From the turn of 20th century and up until the Great Depression and the New Deal, the (“largely academic”, as Levy puts it) reception of Smith rested on both readings of his work, with the “historicist” side incorporating the well-known moral musings of the scholar and finding supporters in progressive economists, like Richard Ely.
“The Chicago school’s appropriation of Smith is the pivotal episode in his American reception”, notes Levy, though the story has its nuances:
In the postwar decades, only Stigler fixated on Smith in his scholarship. One of the oddities of this history is that Smith was not the fountainhead of Chicago economics. Viner and Knight’s price theory was faithful to the “partial equilibrium” economics of the late nineteenth-century Cambridge giant Alfred Marshall (Keynes’s mentor, and the target of his intellectual parricide). Behind Friedman’s monetarism stood the Yale economist Irving Fisher’s quantity theory of money—and behind him, not Smith, but Smith’s great mentor, friend, and fellow Scotsman David Hume.
and
The fact that Smith became a public icon of American capitalism during the 1970s and 1980s is a testament to the Chicago school’s success in the shifting the terms of U.S. political economic debate from the merits of concrete policies to abstract generalities about the market and the state.

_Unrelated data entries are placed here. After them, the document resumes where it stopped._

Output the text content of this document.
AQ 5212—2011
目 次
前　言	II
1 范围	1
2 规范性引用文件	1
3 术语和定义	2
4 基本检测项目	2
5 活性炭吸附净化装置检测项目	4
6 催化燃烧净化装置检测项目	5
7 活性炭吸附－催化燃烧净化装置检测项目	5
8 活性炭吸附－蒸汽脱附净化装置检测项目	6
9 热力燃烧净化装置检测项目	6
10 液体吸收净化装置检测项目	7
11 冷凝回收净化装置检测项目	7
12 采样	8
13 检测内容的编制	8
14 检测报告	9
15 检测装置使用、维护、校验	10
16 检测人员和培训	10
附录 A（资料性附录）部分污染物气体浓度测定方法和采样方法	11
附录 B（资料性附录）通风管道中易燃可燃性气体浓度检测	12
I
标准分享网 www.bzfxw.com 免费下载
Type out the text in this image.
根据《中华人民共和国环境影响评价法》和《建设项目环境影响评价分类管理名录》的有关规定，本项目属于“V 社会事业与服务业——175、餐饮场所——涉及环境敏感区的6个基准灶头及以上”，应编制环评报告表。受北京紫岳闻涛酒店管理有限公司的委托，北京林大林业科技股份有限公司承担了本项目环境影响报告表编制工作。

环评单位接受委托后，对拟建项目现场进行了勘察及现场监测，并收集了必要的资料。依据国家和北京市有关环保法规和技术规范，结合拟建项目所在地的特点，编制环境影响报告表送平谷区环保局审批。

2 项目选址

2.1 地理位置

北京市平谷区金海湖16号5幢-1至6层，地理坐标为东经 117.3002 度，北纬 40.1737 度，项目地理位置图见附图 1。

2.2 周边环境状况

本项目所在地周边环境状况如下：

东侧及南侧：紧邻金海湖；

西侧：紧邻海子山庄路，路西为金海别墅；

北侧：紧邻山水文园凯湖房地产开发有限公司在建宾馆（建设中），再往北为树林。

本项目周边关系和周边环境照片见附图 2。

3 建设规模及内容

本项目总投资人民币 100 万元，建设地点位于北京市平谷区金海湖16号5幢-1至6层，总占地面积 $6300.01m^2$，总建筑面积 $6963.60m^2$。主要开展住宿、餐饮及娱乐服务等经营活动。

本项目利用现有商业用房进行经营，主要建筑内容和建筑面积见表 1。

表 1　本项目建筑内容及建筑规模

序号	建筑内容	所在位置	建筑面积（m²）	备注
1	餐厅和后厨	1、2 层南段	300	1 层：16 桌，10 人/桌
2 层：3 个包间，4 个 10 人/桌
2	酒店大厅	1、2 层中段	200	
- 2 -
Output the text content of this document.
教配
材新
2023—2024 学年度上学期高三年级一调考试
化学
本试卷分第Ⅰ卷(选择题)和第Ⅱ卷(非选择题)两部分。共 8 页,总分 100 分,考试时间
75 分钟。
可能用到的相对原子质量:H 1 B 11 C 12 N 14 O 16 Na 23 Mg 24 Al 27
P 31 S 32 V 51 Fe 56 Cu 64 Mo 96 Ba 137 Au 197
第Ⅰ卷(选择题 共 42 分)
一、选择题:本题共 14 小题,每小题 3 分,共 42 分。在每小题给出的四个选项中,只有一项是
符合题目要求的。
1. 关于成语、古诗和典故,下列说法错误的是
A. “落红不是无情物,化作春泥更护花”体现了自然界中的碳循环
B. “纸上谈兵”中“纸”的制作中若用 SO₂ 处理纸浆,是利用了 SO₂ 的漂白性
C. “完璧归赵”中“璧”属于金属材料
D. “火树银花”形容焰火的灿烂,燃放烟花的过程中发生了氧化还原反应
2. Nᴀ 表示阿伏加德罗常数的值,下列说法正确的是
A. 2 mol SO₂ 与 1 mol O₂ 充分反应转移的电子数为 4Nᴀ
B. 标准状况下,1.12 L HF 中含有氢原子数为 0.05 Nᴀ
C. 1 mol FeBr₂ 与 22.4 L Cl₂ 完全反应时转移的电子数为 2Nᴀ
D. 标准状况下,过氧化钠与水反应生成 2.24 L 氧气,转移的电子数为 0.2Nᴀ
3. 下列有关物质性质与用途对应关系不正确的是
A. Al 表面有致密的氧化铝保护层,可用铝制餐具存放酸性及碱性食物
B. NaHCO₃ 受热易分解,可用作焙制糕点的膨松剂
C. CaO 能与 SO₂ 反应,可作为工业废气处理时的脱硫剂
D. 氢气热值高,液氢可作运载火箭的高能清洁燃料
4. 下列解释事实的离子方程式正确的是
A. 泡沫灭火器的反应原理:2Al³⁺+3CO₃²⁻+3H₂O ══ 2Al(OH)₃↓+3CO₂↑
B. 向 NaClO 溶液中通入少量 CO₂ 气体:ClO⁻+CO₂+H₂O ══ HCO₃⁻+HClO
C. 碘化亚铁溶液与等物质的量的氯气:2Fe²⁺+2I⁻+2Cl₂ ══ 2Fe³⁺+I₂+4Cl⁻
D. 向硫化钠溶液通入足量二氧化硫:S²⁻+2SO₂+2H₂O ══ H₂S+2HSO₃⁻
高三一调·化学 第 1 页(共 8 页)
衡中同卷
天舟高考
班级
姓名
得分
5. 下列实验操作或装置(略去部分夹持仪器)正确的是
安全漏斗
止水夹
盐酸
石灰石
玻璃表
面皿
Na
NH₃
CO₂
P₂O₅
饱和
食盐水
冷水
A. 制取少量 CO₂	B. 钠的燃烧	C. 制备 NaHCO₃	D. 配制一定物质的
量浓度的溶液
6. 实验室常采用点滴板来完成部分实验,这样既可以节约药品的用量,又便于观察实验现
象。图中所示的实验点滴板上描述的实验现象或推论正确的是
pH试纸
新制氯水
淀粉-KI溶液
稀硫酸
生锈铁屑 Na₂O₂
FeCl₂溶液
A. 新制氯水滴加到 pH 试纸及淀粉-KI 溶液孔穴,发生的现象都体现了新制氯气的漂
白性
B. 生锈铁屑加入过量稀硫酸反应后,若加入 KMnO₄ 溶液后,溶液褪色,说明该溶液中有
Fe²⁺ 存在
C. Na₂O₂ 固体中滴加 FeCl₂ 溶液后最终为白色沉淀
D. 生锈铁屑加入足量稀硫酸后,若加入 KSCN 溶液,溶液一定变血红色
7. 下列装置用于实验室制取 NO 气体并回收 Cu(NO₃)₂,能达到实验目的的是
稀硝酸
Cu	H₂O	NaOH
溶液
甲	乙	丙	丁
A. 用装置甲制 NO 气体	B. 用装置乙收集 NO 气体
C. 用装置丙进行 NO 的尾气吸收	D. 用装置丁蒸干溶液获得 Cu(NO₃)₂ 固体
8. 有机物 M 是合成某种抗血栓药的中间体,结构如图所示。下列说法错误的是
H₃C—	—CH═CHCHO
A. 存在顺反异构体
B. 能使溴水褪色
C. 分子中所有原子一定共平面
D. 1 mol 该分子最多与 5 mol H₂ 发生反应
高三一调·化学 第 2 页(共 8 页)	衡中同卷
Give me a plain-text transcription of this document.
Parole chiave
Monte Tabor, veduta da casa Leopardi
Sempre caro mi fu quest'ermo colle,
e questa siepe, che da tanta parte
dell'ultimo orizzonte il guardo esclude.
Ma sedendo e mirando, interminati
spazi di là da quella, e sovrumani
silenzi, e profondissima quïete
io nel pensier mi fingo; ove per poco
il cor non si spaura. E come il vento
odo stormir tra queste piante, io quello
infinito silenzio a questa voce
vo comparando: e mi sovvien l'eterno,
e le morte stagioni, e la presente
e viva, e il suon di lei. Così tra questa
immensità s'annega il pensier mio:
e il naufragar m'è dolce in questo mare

Ely, mentioned in passim, was a founder of American Economic Association and tilted radical:
Economists of the World, Unite! (Democracy Journal, 2016)
Indeed, the AEA was founded both to conduct scientific research and to agitate for reform, both inside academia and in the public sphere. At its start, the two missions were inextricably linked. The old economics claimed to have discovered immutable laws governing the distribution of wealth, derived from a theoretical construction of an abstract, idealized economy. The founders of the AEA, on the other hand, looked first to study economic outcomes as they found them.
A bit to the left side, but still a good read.